Die angeführten Begriffe wie „personenbezogene Daten“ (Art. 4 Nr. 1 DSGVO) und „Verarbeitung“ (Art. 4 Nr. 2 DSGVO) sind weit auszuglegen. Personenbezogene Daten sind Daten, über die sich ein konkreter Personenbezug herstellen lässt. Demnach geht es um Daten, die konkreten Personen zuzuordnen sind.

Bei einer ganz oder teilweise automatisierten Verarbeitung von Daten ist es irrelevant, ob die Daten in einem Dateisystem geordnet sind. Als automatisiert gilt eine Datenverarbeitung, wenn die Verarbeitung personenbezogener Daten durch Informationstechnik erfolgt. Eine konkrete Definition bzgl. einer automatisierten Verarbeitung ist der DSGVO nicht zu entnehmen. Die Intention dabei ist, dass die DSGVO auch zukünftige technologische Entwicklungen abdecken soll. Diese Intention des Gesetzgebers spiegelt sich vor allem im Wortlaut des Erwägungsgrund 15 DSGVO wider, in dem ein Schutzsystem eingefordert wird, das „technologieneutral“ ist und nicht von der verwendeten Technik abhängt. Folglich ist der Art. 2 Abs. 1 DSGVO weit auszulegen.

So fasst der EuGH die Videoüberwachung unter den Begriff der automatisierten Verarbeitung, wenn die Information auf einer kontinuierlichen Speichervorrichtung gesichert wird. Hierunter fallen beispielsweise Dashcams, Bodycams, Actionscams, Drohnenaufzeichnungen und Echtzeitüberwachungen.

Bei einer nichtautomatisierten Verarbeitung ist die Anwendbarkeit der DSGVO eröffnet, wenn die personenbezogenen Daten in einem Dateisystem gespeichert sind oder gespeichert werden sollen. Das Dateisystem ist in Art. 4 Nr. 6 DSGVO definiert. Hierunter fällt „jede strukturierte Sammlung personenbezogener Daten, die nach bestimmten Kriterien zugänglich sind, unabhängig davon, ob diese Sammlung zentral, dezentral oder nach funktionalen oder geografischen Gesichtspunkten geordnet geführt wird“. Dabei fallen nach Erwägungsgrund 15 DSGVO Akten oder Aktensammlungen sowie ihre Deckblätter, die nicht nach bestimmten Kriterien geordnet sind, nicht in den Anwendungsbereich der Verordnung.

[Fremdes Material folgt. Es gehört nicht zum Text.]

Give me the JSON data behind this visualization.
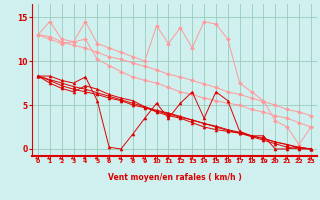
{
  "bg_color": "#cff0ee",
  "grid_color": "#99ccbb",
  "line_color_dark": "#dd0000",
  "line_color_light": "#ff9999",
  "xlabel": "Vent moyen/en rafales ( km/h )",
  "ylabel_ticks": [
    0,
    5,
    10,
    15
  ],
  "xlim": [
    -0.5,
    23.5
  ],
  "ylim": [
    -0.8,
    16.5
  ],
  "xticks": [
    0,
    1,
    2,
    3,
    4,
    5,
    6,
    7,
    8,
    9,
    10,
    11,
    12,
    13,
    14,
    15,
    16,
    17,
    18,
    19,
    20,
    21,
    22,
    23
  ],
  "series_dark": [
    [
      8.3,
      8.3,
      7.8,
      7.5,
      8.2,
      5.5,
      0.2,
      0.0,
      1.7,
      3.5,
      5.2,
      3.5,
      5.2,
      6.5,
      3.5,
      6.5,
      5.5,
      2.0,
      1.5,
      1.5,
      0.0,
      0.0,
      0.2,
      0.0
    ],
    [
      8.3,
      7.5,
      6.9,
      6.5,
      7.2,
      6.8,
      6.2,
      5.8,
      5.5,
      4.8,
      4.2,
      3.8,
      3.5,
      3.0,
      2.5,
      2.2,
      2.0,
      1.8,
      1.5,
      1.2,
      0.8,
      0.5,
      0.2,
      0.0
    ],
    [
      8.3,
      7.8,
      7.2,
      6.8,
      6.5,
      6.2,
      5.8,
      5.5,
      5.0,
      4.7,
      4.3,
      4.0,
      3.6,
      3.3,
      2.9,
      2.6,
      2.2,
      1.9,
      1.5,
      1.2,
      0.8,
      0.5,
      0.1,
      0.0
    ],
    [
      8.3,
      7.9,
      7.5,
      7.1,
      6.8,
      6.4,
      6.0,
      5.6,
      5.2,
      4.8,
      4.4,
      4.1,
      3.7,
      3.3,
      2.9,
      2.5,
      2.1,
      1.8,
      1.4,
      1.0,
      0.6,
      0.2,
      0.0,
      0.0
    ]
  ],
  "series_light": [
    [
      13.0,
      14.5,
      12.5,
      12.2,
      14.5,
      12.0,
      11.5,
      11.0,
      10.5,
      10.0,
      14.0,
      12.0,
      13.8,
      11.5,
      14.5,
      14.2,
      12.5,
      7.5,
      6.5,
      5.5,
      3.2,
      2.5,
      0.5,
      2.5
    ],
    [
      13.0,
      12.5,
      12.0,
      12.2,
      12.5,
      10.2,
      9.5,
      8.8,
      8.2,
      7.8,
      7.5,
      7.0,
      6.5,
      6.2,
      5.8,
      5.5,
      5.2,
      5.0,
      4.5,
      4.2,
      3.8,
      3.5,
      3.0,
      2.5
    ],
    [
      13.0,
      12.8,
      12.2,
      11.8,
      11.5,
      11.0,
      10.5,
      10.2,
      9.8,
      9.4,
      9.0,
      8.5,
      8.2,
      7.8,
      7.4,
      7.0,
      6.5,
      6.2,
      5.8,
      5.4,
      5.0,
      4.5,
      4.2,
      3.8
    ]
  ]
}
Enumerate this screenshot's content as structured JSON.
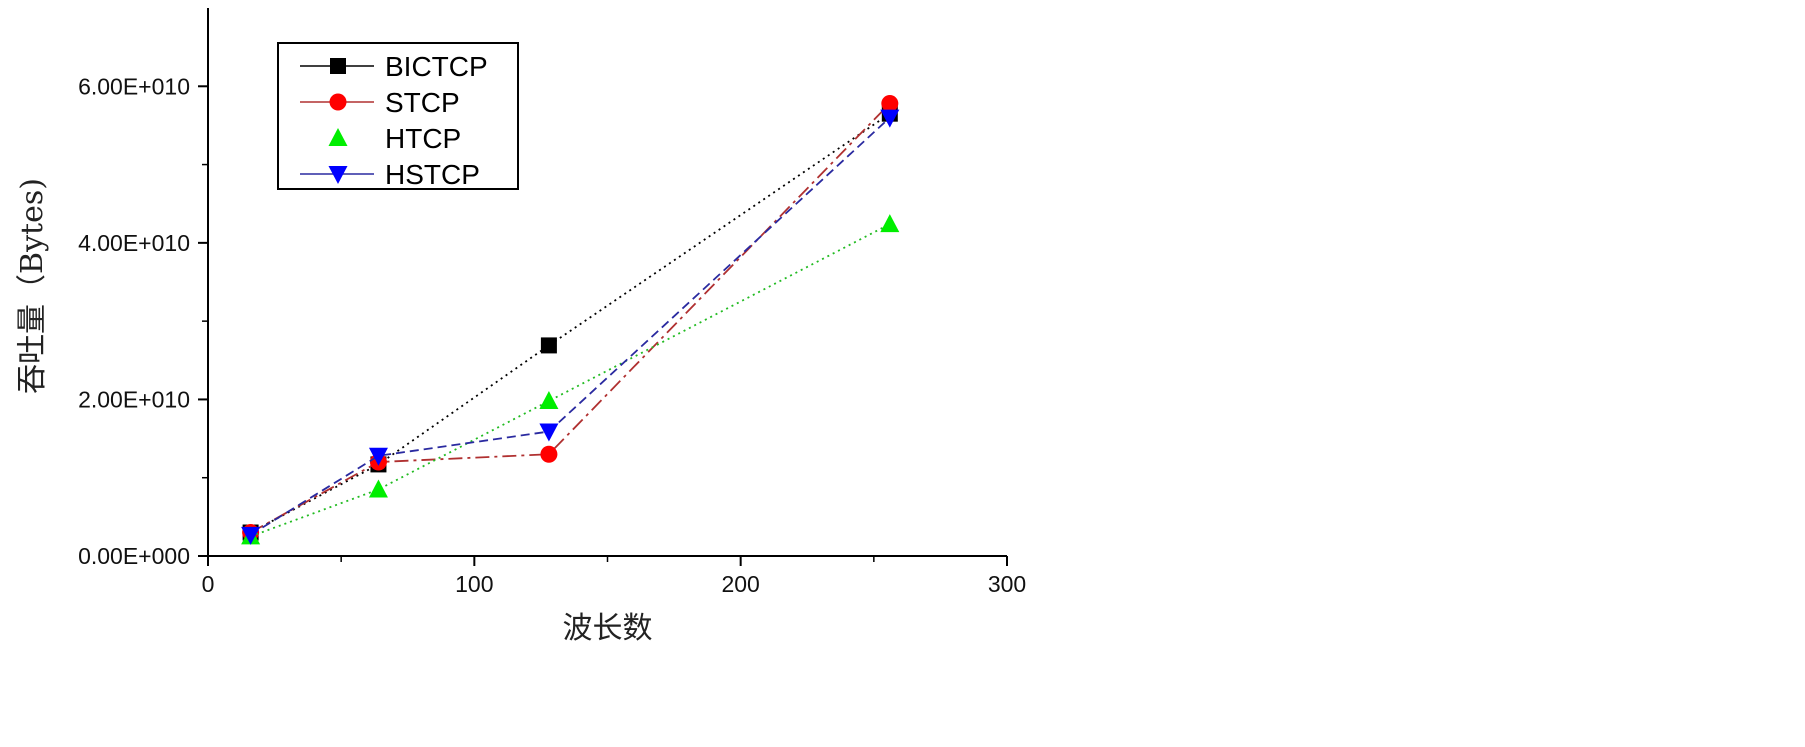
{
  "chart_data": {
    "type": "line",
    "xlabel": "波长数",
    "ylabel": "吞吐量（Bytes)",
    "xlim": [
      0,
      300
    ],
    "ylim": [
      0,
      70000000000
    ],
    "x_ticks": [
      0,
      100,
      200,
      300
    ],
    "x_tick_labels": [
      "0",
      "100",
      "200",
      "300"
    ],
    "y_ticks": [
      0,
      20000000000,
      40000000000,
      60000000000
    ],
    "y_tick_labels": [
      "0.00E+000",
      "2.00E+010",
      "4.00E+010",
      "6.00E+010"
    ],
    "grid": false,
    "legend_position": "top-left",
    "series": [
      {
        "name": "BICTCP",
        "color": "#000000",
        "marker": "square",
        "line_style": "dotted",
        "x": [
          16,
          64,
          128,
          256
        ],
        "y": [
          3000000000,
          11700000000,
          26900000000,
          56500000000
        ]
      },
      {
        "name": "STCP",
        "color": "#ff0000",
        "line_color": "#b03030",
        "marker": "circle",
        "line_style": "dashdot",
        "x": [
          16,
          64,
          128,
          256
        ],
        "y": [
          3000000000,
          12000000000,
          13000000000,
          57800000000
        ]
      },
      {
        "name": "HTCP",
        "color": "#00ee00",
        "line_color": "#22bb22",
        "marker": "triangle-up",
        "line_style": "dotted",
        "x": [
          16,
          64,
          128,
          256
        ],
        "y": [
          2500000000,
          8500000000,
          19800000000,
          42400000000
        ]
      },
      {
        "name": "HSTCP",
        "color": "#0000ff",
        "line_color": "#2a2aa0",
        "marker": "triangle-down",
        "line_style": "dashed",
        "x": [
          16,
          64,
          128,
          256
        ],
        "y": [
          2700000000,
          12800000000,
          15900000000,
          56000000000
        ]
      }
    ]
  }
}
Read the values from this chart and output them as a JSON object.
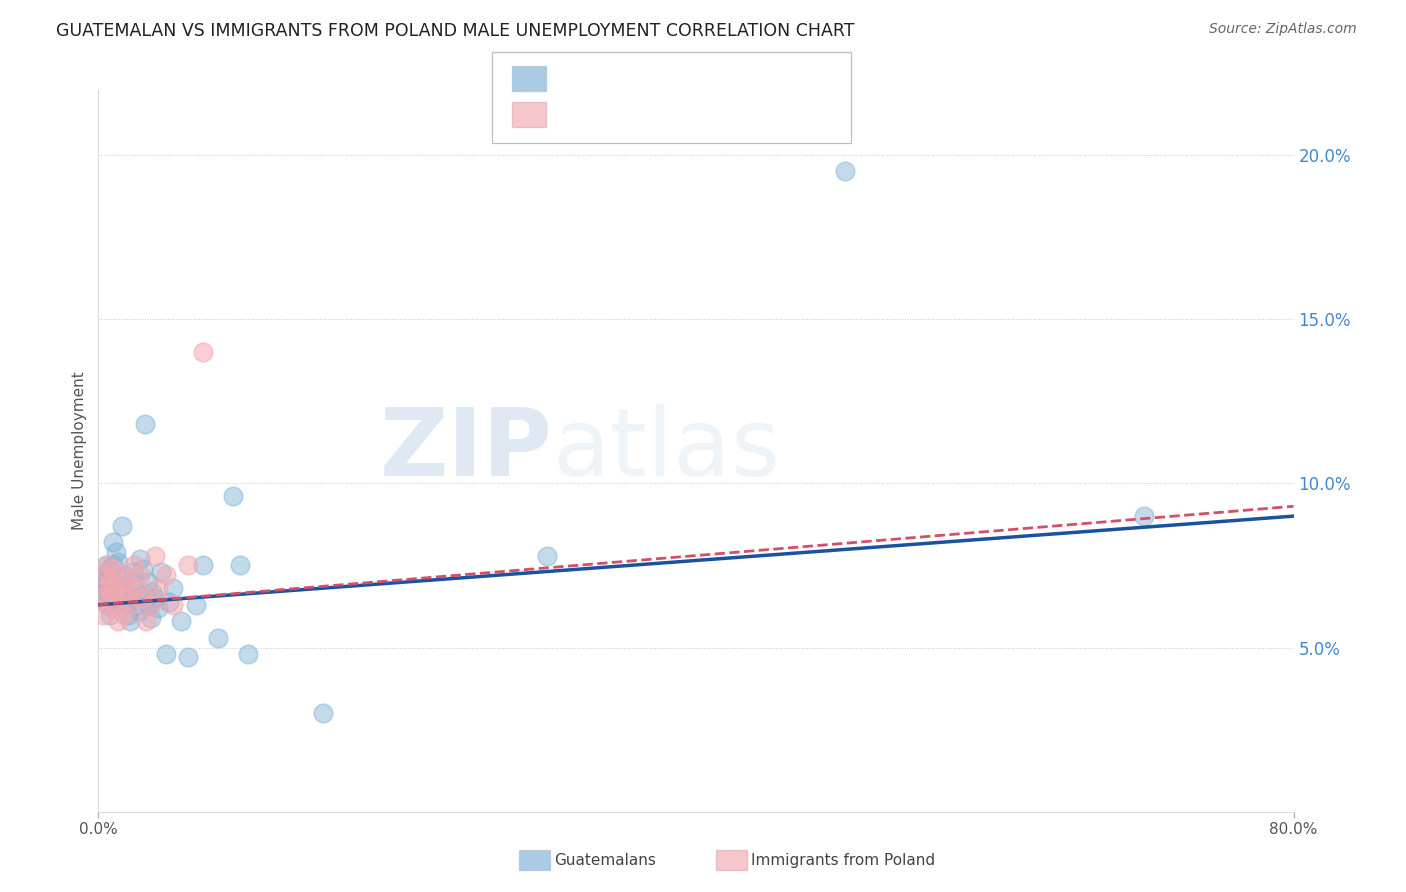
{
  "title": "GUATEMALAN VS IMMIGRANTS FROM POLAND MALE UNEMPLOYMENT CORRELATION CHART",
  "source": "Source: ZipAtlas.com",
  "ylabel": "Male Unemployment",
  "xlim": [
    0,
    0.8
  ],
  "ylim": [
    0,
    0.22
  ],
  "yticks_right": [
    0.05,
    0.1,
    0.15,
    0.2
  ],
  "ytick_labels_right": [
    "5.0%",
    "10.0%",
    "15.0%",
    "20.0%"
  ],
  "guatemalan_color": "#7bafd4",
  "poland_color": "#f4a8b0",
  "guatemalan_line_color": "#1a52a0",
  "poland_line_color": "#d0506a",
  "legend_label1": "Guatemalans",
  "legend_label2": "Immigrants from Poland",
  "watermark_zip": "ZIP",
  "watermark_atlas": "atlas",
  "guatemalan_x": [
    0.002,
    0.003,
    0.004,
    0.004,
    0.005,
    0.005,
    0.005,
    0.006,
    0.006,
    0.007,
    0.007,
    0.008,
    0.008,
    0.008,
    0.009,
    0.009,
    0.01,
    0.01,
    0.01,
    0.01,
    0.011,
    0.012,
    0.013,
    0.014,
    0.015,
    0.016,
    0.017,
    0.018,
    0.019,
    0.02,
    0.021,
    0.022,
    0.023,
    0.024,
    0.025,
    0.026,
    0.027,
    0.028,
    0.03,
    0.031,
    0.032,
    0.033,
    0.034,
    0.035,
    0.036,
    0.038,
    0.04,
    0.042,
    0.045,
    0.047,
    0.05,
    0.055,
    0.06,
    0.065,
    0.07,
    0.08,
    0.09,
    0.095,
    0.1,
    0.15,
    0.3,
    0.5,
    0.7
  ],
  "guatemalan_y": [
    0.07,
    0.068,
    0.072,
    0.065,
    0.071,
    0.067,
    0.075,
    0.063,
    0.069,
    0.066,
    0.074,
    0.06,
    0.064,
    0.073,
    0.067,
    0.071,
    0.062,
    0.068,
    0.075,
    0.082,
    0.063,
    0.079,
    0.076,
    0.069,
    0.065,
    0.087,
    0.072,
    0.068,
    0.064,
    0.06,
    0.058,
    0.066,
    0.073,
    0.07,
    0.067,
    0.063,
    0.061,
    0.077,
    0.074,
    0.118,
    0.065,
    0.07,
    0.063,
    0.059,
    0.067,
    0.065,
    0.062,
    0.073,
    0.048,
    0.064,
    0.068,
    0.058,
    0.047,
    0.063,
    0.075,
    0.053,
    0.096,
    0.075,
    0.048,
    0.03,
    0.078,
    0.195,
    0.09
  ],
  "poland_x": [
    0.002,
    0.003,
    0.004,
    0.005,
    0.006,
    0.007,
    0.008,
    0.009,
    0.01,
    0.011,
    0.012,
    0.013,
    0.015,
    0.016,
    0.017,
    0.018,
    0.02,
    0.022,
    0.024,
    0.026,
    0.028,
    0.03,
    0.032,
    0.035,
    0.038,
    0.04,
    0.045,
    0.05,
    0.06,
    0.07
  ],
  "poland_y": [
    0.065,
    0.06,
    0.072,
    0.068,
    0.075,
    0.063,
    0.07,
    0.066,
    0.074,
    0.068,
    0.062,
    0.058,
    0.072,
    0.065,
    0.06,
    0.07,
    0.067,
    0.063,
    0.075,
    0.068,
    0.072,
    0.065,
    0.058,
    0.063,
    0.078,
    0.068,
    0.072,
    0.063,
    0.075,
    0.14
  ],
  "guat_line_x0": 0.0,
  "guat_line_y0": 0.063,
  "guat_line_x1": 0.8,
  "guat_line_y1": 0.09,
  "pol_line_x0": 0.0,
  "pol_line_y0": 0.063,
  "pol_line_x1": 0.8,
  "pol_line_y1": 0.093
}
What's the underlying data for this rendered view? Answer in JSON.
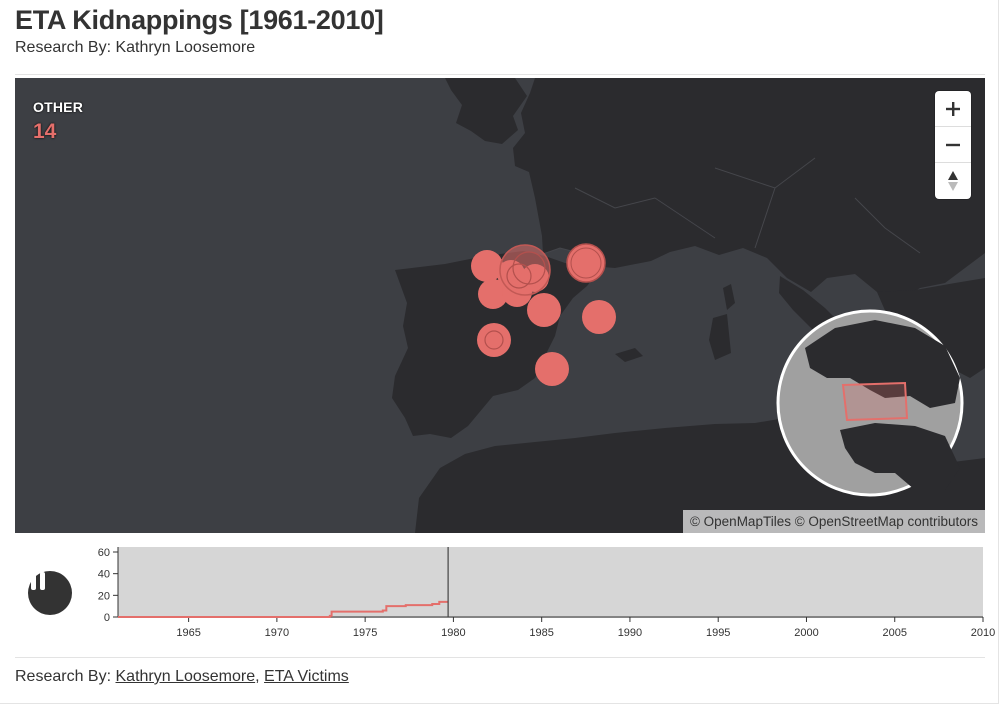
{
  "header": {
    "title": "ETA Kidnappings [1961-2010]",
    "subtitle": "Research By: Kathryn Loosemore"
  },
  "map": {
    "category_label": "OTHER",
    "category_count": "14",
    "attribution": "© OpenMapTiles © OpenStreetMap contributors",
    "zoom_in": "+",
    "zoom_out": "−",
    "accent_color": "#e46f6b",
    "land_color": "#2b2b2e",
    "sea_color": "#3d3f44",
    "icons": [
      "plus-icon",
      "minus-icon",
      "compass-icon"
    ]
  },
  "timeline": {
    "play_state": "playing",
    "icon": "pause-icon",
    "y_ticks": [
      "0",
      "20",
      "40",
      "60"
    ],
    "x_ticks": [
      "1965",
      "1970",
      "1975",
      "1980",
      "1985",
      "1990",
      "1995",
      "2000",
      "2005",
      "2010"
    ],
    "current_year": 1979.7
  },
  "chart_data": {
    "type": "line",
    "title": "",
    "xlabel": "",
    "ylabel": "",
    "xlim": [
      1961,
      2010
    ],
    "ylim": [
      0,
      60
    ],
    "x": [
      1961,
      1973,
      1973.1,
      1976,
      1976.2,
      1977.3,
      1978.8,
      1979.2,
      1979.7
    ],
    "series": [
      {
        "values": [
          0,
          1,
          5,
          6,
          10,
          11,
          12,
          14,
          14
        ]
      }
    ],
    "current_marker_x": 1979.7
  },
  "footer": {
    "prefix": "Research By:",
    "link1": "Kathryn Loosemore",
    "separator": ",",
    "link2": "ETA Victims"
  }
}
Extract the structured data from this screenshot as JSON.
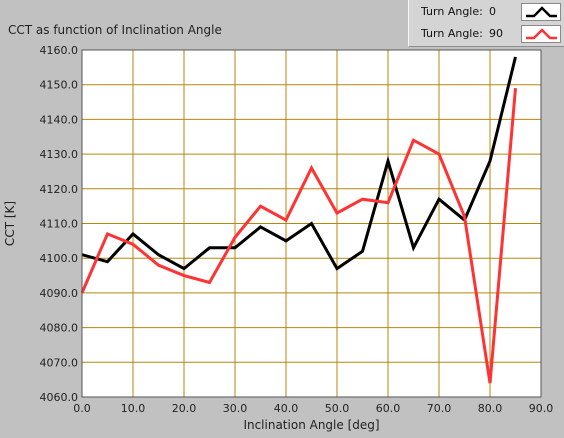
{
  "chart_data": {
    "type": "line",
    "title": "CCT as function of Inclination Angle",
    "xlabel": "Inclination Angle [deg]",
    "ylabel": "CCT [K]",
    "xlim": [
      0,
      90
    ],
    "ylim": [
      4060,
      4160
    ],
    "xticks": [
      "0.0",
      "10.0",
      "20.0",
      "30.0",
      "40.0",
      "50.0",
      "60.0",
      "70.0",
      "80.0",
      "90.0"
    ],
    "yticks": [
      "4160.0",
      "4150.0",
      "4140.0",
      "4130.0",
      "4120.0",
      "4110.0",
      "4100.0",
      "4090.0",
      "4080.0",
      "4070.0",
      "4060.0"
    ],
    "grid": true,
    "grid_color": "#b8860b",
    "legend_position": "top-right",
    "series": [
      {
        "name": "Turn Angle:",
        "legend_value": "0",
        "color": "#000000",
        "x": [
          0,
          5,
          10,
          15,
          20,
          25,
          30,
          35,
          40,
          45,
          50,
          55,
          60,
          65,
          70,
          75,
          80,
          85
        ],
        "y": [
          4101,
          4099,
          4107,
          4101,
          4097,
          4103,
          4103,
          4109,
          4105,
          4110,
          4097,
          4102,
          4128,
          4103,
          4117,
          4111,
          4128,
          4158
        ]
      },
      {
        "name": "Turn Angle:",
        "legend_value": "90",
        "color": "#ff3333",
        "x": [
          0,
          5,
          10,
          15,
          20,
          25,
          30,
          35,
          40,
          45,
          50,
          55,
          60,
          65,
          70,
          75,
          80,
          85
        ],
        "y": [
          4090,
          4107,
          4104,
          4098,
          4095,
          4093,
          4106,
          4115,
          4111,
          4126,
          4113,
          4117,
          4116,
          4134,
          4130,
          4112,
          4064,
          4149
        ]
      }
    ]
  }
}
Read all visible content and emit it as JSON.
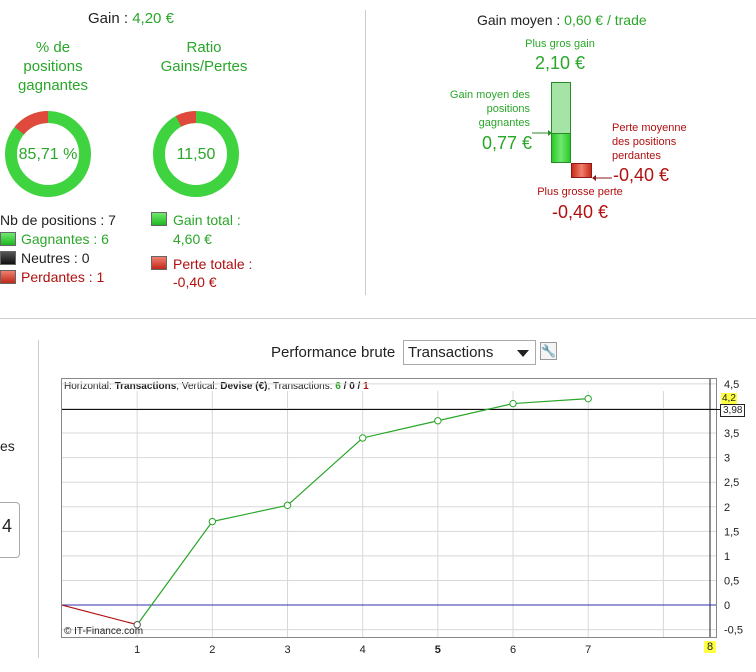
{
  "summary": {
    "gain_label": "Gain :",
    "gain_value": "4,20 €",
    "win_pct_title": "% de positions gagnantes",
    "win_pct_value": "85,71 %",
    "win_pct_fraction": 0.8571,
    "ratio_title": "Ratio Gains/Pertes",
    "ratio_value": "11,50",
    "ratio_fraction": 0.92,
    "nb_positions": "Nb de positions : 7",
    "winners": "Gagnantes : 6",
    "neutral": "Neutres : 0",
    "losers": "Perdantes : 1",
    "gain_total_label": "Gain total :",
    "gain_total_value": "4,60 €",
    "perte_totale_label": "Perte totale :",
    "perte_totale_value": "-0,40 €",
    "colors": {
      "green": "#2aa62a",
      "red": "#b01010",
      "ring_green": "#3fd43f",
      "ring_red": "#e04a3c"
    }
  },
  "gain_moyen": {
    "label": "Gain moyen :",
    "value": "0,60 € / trade",
    "plus_gros_gain_label": "Plus gros gain",
    "plus_gros_gain_value": "2,10 €",
    "gain_moyen_gagnantes_label": "Gain moyen des positions gagnantes",
    "gain_moyen_gagnantes_value": "0,77 €",
    "perte_moyenne_label": "Perte moyenne des positions perdantes",
    "perte_moyenne_value": "-0,40 €",
    "plus_grosse_perte_label": "Plus grosse perte",
    "plus_grosse_perte_value": "-0,40 €"
  },
  "left_partial": {
    "text1": "es",
    "text2": "",
    "box_value": "4"
  },
  "performance": {
    "title": "Performance brute",
    "select_value": "Transactions",
    "info_horizontal_label": "Horizontal:",
    "info_horizontal_value": "Transactions",
    "info_vertical_label": ", Vertical:",
    "info_vertical_value": "Devise (€)",
    "info_transactions_label": ", Transactions:",
    "info_win": "6",
    "info_sep1": " / ",
    "info_neutral": "0",
    "info_sep2": " / ",
    "info_loss": "1",
    "copyright": "© IT-Finance.com",
    "current_value_label": "3,98",
    "top_tag": "4,2",
    "x_highlight_label": "8"
  },
  "chart_data": {
    "type": "line",
    "x": [
      0,
      1,
      2,
      3,
      4,
      5,
      6,
      7
    ],
    "values": [
      0,
      -0.4,
      1.7,
      2.03,
      3.4,
      3.75,
      4.1,
      4.2
    ],
    "x_ticks": [
      "1",
      "2",
      "3",
      "4",
      "5",
      "6",
      "7",
      "8"
    ],
    "y_ticks": [
      "4,5",
      "4",
      "3,5",
      "3",
      "2,5",
      "2",
      "1,5",
      "1",
      "0,5",
      "0",
      "-0,5"
    ],
    "xlim": [
      0,
      8.7
    ],
    "ylim": [
      -0.65,
      4.6
    ],
    "current_level": 3.98,
    "grid": true,
    "colors": {
      "up": "#2aa62a",
      "down": "#b01010",
      "zero_line": "#3030b0"
    }
  }
}
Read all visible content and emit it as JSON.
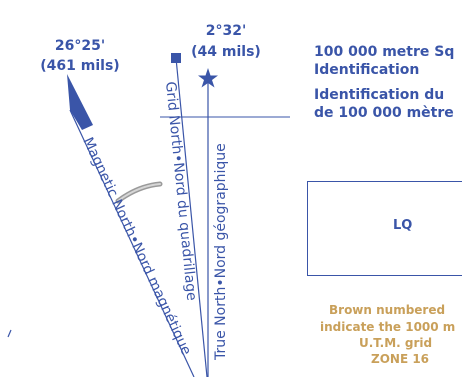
{
  "magnetic": {
    "angle": "26°25'",
    "mils": "(461 mils)",
    "line_label": "Magnetic North•Nord magnétique"
  },
  "grid_to_true": {
    "angle": "2°32'",
    "mils": "(44 mils)"
  },
  "grid_line_label": "Grid North•Nord du quadrillage",
  "true_line_label": "True North•Nord géographique",
  "side_block": {
    "line1": "100 000 metre Sq",
    "line2": "Identification",
    "line3": "Identification du",
    "line4": "de 100 000 mètre"
  },
  "square_box": {
    "code": "LQ"
  },
  "brown_note": {
    "line1": "Brown numbered",
    "line2": "indicate the 1000 m",
    "line3": "U.T.M. grid",
    "line4": "ZONE 16"
  },
  "colors": {
    "blue": "#3a55a8",
    "brown": "#c9a05a",
    "arc": "#9a9a9a"
  }
}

Die Schutzwirkung der DSGVO beginnt allerdings nicht mit der Aufnahme der Daten in ein Dateisystem, sondern bereits mit der Erhebung der Daten zur Abspeicherung in einem Dateisystem.

Wann die DSGVO nicht mehr anzuwenden ist

Art. 2 Abs. 2 DSGVO regelt die Ausnahmen, wann die DSGVO keine Anwendbarkeit vorsieht. Besondere Relevanz für Privatpersonen hat Art. 2 Abs. 2 lit. c DSGVO, der auch als sog. „Haushaltsprivileg“ bezeichnet wird. Danach findet die DSGVO keine Anwendung auf die Verarbeitung personenbezogener Daten durch natürliche Personen zur Ausübung ausschließlich persönlicher oder familiärer Tätigkeiten. Da es sich hierbei jedoch um eine Ausnahme von der Regel handelt, ist die Anwendung restriktiv zu handhaben:

  • Unter persönliche Tätigkeiten fallen alle Tätigkeiten, die der eigenen Selbstentfaltung und Freiheitsausübung dienen oder der privaten Sphäre zuzuordnen sind.
  • Rein familiäre Tätigkeiten erfassen die Pflege familiärer Beziehungen und des familiären Zusammenhalts.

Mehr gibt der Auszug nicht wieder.